Although a company allegedly showed racially insensitive images during an anti­discrimination training, including a Swastika, a hooded Klan person, and a noose, that one-time occurrence did not constitute a hostile work environment, a Virginia federal court judge has ruled.

In January 2021, Russell Arnold, an African American man who worked for United Parcel Supply Chain Solutions Inc., participated in a mandatory workplace training. During the training, the presenter showed several racially offensive images to the participants. Over the following weeks, Arnold complained about the images several times to United Parcel, both formally and informally. In March 2021, United Parcel terminated Arnold.

Arnold sued United Parcel and three of its employees under Title VII of the Civil Rights Act of 1964, alleging that they created a hostile work environment, retaliated against him and wrongfully terminated him.

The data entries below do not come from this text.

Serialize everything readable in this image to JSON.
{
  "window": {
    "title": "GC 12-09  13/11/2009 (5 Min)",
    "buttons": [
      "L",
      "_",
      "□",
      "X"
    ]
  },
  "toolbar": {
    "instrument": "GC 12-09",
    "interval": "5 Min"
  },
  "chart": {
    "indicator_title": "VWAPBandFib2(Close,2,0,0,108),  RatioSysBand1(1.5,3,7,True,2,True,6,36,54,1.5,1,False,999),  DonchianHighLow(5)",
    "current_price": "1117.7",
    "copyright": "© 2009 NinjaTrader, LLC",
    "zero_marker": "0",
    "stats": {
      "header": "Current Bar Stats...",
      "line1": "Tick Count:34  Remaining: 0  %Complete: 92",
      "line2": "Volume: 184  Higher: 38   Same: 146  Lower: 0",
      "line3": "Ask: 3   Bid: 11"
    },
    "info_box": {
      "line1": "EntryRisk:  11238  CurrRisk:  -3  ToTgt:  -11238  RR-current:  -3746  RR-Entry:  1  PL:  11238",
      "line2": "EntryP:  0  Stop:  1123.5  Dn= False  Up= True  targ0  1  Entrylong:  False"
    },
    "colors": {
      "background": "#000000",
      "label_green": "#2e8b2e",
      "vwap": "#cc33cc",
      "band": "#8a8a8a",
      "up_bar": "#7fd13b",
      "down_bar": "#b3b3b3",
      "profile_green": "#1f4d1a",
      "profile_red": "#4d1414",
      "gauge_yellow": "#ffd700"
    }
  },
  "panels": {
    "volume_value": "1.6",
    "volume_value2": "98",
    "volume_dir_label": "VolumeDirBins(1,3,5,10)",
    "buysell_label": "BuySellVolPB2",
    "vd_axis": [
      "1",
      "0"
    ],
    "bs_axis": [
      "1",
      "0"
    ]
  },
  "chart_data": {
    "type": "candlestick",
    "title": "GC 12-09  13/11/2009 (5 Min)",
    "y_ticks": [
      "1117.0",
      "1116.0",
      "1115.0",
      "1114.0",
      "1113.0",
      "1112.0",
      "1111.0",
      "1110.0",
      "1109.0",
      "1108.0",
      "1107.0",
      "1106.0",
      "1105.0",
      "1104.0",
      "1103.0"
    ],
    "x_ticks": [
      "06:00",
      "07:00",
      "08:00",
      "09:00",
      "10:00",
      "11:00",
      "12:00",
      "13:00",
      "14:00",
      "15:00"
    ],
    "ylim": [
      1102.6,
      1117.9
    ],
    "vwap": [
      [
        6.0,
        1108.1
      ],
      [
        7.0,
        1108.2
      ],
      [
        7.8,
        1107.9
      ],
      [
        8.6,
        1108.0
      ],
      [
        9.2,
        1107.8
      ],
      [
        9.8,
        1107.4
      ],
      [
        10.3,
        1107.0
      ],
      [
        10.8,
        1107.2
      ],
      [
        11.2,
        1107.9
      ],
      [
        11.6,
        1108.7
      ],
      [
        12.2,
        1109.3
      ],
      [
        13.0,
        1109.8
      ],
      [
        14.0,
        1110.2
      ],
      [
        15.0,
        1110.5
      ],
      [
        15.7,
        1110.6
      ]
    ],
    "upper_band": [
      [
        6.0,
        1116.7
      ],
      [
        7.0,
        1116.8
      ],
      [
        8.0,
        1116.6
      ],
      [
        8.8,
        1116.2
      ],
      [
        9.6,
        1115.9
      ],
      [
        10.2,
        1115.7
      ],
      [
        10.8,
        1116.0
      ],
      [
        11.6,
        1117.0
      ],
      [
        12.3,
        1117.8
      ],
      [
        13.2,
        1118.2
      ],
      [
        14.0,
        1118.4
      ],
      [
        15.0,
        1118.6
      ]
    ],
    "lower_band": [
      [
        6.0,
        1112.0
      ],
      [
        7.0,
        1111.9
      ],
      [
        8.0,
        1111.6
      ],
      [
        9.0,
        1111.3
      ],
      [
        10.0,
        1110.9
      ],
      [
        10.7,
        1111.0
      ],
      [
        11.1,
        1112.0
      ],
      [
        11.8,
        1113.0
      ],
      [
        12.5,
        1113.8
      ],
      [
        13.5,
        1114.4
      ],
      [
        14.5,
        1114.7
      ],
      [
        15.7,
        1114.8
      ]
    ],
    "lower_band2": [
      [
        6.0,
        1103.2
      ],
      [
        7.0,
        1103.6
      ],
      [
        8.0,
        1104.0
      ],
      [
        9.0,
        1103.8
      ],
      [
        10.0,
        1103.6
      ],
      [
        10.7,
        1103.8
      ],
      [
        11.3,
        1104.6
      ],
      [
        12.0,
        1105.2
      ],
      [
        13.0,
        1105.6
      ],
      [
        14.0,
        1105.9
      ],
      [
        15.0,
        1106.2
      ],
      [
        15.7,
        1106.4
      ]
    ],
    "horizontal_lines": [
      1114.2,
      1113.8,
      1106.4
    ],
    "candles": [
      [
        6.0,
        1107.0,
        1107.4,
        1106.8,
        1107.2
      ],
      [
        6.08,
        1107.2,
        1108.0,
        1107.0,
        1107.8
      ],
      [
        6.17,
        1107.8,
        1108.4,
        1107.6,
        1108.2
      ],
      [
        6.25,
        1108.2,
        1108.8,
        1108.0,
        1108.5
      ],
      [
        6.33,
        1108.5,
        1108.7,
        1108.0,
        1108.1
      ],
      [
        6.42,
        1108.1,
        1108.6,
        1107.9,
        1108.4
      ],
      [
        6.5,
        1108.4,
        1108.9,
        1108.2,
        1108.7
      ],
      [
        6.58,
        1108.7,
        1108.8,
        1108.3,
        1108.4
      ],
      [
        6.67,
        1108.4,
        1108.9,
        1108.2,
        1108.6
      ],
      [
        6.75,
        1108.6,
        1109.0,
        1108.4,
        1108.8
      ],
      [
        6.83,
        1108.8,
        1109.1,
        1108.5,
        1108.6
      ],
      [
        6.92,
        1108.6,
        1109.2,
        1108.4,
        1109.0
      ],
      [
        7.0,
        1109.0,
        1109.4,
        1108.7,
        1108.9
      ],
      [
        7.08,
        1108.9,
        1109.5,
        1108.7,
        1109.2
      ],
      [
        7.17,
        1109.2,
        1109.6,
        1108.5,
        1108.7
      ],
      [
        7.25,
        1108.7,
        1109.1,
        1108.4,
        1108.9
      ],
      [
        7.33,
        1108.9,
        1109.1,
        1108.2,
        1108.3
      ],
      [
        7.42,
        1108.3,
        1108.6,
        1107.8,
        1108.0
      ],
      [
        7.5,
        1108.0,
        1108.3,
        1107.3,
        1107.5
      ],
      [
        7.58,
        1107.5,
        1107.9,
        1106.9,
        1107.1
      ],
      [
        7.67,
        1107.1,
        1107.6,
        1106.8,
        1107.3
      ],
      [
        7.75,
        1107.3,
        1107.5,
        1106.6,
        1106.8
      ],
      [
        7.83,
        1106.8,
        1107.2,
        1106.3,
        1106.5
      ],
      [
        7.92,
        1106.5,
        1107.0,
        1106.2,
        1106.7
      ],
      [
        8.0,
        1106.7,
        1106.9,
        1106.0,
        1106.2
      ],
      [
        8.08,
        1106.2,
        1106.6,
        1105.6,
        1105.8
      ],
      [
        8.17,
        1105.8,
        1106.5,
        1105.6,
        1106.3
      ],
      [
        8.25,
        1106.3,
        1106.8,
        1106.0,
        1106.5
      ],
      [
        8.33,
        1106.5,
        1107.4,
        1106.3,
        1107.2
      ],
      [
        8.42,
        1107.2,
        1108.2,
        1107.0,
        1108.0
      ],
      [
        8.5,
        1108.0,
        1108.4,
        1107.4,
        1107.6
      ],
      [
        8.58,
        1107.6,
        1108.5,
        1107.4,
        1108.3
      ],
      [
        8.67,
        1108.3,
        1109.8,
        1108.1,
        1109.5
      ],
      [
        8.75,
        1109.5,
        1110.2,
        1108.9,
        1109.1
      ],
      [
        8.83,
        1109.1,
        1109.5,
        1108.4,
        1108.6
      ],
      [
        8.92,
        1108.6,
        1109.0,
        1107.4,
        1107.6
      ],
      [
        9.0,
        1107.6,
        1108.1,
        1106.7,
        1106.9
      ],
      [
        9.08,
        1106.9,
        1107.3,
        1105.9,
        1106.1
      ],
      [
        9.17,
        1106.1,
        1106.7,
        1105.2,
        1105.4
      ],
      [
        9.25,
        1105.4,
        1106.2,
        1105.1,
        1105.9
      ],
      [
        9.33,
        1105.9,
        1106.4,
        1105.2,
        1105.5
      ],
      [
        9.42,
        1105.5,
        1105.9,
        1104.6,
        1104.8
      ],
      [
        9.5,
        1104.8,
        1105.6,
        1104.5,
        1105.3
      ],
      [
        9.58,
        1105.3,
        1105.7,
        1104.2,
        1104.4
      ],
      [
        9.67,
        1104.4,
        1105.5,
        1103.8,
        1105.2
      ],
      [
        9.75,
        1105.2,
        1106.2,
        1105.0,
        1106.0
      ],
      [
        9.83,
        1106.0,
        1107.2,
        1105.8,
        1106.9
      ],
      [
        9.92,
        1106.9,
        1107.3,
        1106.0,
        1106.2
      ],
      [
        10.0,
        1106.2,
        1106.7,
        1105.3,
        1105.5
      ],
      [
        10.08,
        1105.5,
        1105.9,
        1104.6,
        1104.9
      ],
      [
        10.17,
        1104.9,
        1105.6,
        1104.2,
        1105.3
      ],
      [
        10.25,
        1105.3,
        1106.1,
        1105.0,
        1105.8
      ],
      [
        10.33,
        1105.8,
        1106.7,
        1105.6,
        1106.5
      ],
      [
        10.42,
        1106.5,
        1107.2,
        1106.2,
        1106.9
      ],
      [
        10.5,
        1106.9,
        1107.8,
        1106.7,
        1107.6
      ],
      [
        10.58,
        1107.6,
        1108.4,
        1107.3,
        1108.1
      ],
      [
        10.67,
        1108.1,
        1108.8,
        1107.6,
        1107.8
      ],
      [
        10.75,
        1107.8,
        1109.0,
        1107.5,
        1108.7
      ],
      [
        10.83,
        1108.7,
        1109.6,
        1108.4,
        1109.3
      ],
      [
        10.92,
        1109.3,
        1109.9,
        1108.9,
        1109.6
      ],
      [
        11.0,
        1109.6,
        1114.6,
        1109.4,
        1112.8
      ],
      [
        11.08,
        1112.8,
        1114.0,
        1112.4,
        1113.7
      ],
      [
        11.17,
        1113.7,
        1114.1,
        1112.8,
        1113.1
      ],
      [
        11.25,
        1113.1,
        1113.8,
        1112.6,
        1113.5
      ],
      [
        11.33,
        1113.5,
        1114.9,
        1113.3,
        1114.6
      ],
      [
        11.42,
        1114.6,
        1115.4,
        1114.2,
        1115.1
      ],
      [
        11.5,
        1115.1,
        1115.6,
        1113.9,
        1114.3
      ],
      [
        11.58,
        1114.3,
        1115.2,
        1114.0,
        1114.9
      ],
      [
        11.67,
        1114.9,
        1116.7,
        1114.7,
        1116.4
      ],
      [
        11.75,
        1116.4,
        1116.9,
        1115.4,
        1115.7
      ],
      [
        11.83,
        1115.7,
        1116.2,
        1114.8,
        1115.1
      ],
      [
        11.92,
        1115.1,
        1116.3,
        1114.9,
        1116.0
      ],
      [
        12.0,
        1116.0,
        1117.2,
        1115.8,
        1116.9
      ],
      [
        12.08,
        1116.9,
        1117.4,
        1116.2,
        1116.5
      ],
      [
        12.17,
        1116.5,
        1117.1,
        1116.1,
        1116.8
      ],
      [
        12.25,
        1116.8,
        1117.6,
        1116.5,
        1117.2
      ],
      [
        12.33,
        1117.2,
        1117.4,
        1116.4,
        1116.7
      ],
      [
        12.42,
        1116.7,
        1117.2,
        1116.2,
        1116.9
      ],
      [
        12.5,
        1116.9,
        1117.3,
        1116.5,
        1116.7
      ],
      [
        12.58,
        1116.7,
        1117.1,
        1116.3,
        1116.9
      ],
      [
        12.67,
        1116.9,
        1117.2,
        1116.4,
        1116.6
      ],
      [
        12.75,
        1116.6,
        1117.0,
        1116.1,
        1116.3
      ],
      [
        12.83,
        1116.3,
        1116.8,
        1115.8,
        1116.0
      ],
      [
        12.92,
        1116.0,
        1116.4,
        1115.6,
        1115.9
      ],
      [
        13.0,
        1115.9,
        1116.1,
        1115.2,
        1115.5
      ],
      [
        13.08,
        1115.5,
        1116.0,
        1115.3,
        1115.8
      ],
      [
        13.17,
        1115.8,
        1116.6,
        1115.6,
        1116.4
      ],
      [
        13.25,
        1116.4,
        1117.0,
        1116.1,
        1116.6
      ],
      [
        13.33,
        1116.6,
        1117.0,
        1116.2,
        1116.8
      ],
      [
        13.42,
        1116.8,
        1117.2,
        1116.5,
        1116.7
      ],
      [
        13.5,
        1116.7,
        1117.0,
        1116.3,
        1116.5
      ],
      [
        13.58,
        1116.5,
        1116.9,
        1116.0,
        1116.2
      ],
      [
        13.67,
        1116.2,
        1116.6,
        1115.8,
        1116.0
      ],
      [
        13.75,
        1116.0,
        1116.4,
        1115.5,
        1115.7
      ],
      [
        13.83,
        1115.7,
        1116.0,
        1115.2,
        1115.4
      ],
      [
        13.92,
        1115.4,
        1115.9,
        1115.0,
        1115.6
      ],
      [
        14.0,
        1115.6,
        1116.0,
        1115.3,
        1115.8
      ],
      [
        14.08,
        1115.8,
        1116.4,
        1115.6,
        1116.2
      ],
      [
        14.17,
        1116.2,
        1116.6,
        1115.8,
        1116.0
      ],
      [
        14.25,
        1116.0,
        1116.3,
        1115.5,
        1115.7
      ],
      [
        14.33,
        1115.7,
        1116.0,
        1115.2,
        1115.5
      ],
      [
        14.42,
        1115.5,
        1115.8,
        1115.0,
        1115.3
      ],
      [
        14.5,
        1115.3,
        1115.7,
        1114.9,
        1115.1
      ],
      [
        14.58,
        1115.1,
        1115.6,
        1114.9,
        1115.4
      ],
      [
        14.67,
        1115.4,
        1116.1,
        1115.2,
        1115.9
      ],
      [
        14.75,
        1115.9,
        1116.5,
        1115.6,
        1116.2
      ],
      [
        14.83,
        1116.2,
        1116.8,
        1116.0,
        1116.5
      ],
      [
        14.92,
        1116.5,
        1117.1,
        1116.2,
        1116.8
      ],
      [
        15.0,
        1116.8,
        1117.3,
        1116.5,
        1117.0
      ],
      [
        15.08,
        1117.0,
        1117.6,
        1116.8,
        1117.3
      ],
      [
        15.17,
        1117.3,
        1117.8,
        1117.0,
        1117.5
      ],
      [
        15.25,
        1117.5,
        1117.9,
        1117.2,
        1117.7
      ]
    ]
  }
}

The defendants moved to dismiss the complaint for failing to state a claim.

No hostile work environment

The court concluded that the plaintiff had failed to allege facts demonstrating that the training images “[were] sufficiently severe or pervasive to alter the plaintiff’s conditions of employment and to create an abusive work environment.” Instead, the plaintiff only asserted that his employer showed racially insensitive images during an anti­discrimination training, and that it failed to remedy the issue once he complained.

While the plaintiff mentioned the “trauma and fear suffered by African Americans due to the history of slavery in the U.S. and the terroristic symbolism of the noose,” the court found that he failed to show that the images from the training amounted to more than a one-time “mere offensive utterance.”

No wrongful termination

The court also concluded that the plaintiff’s wrongful termination claim failed because he did not allege any facts to establish whether his position remained open or if United Parcel  filled the position with a “similarly qualified applicant” who was not African American. Because Arnold had not sufficiently pleaded all elements of a wrongful termination claim, the court dismissed his wrongful termination claim without prejudice.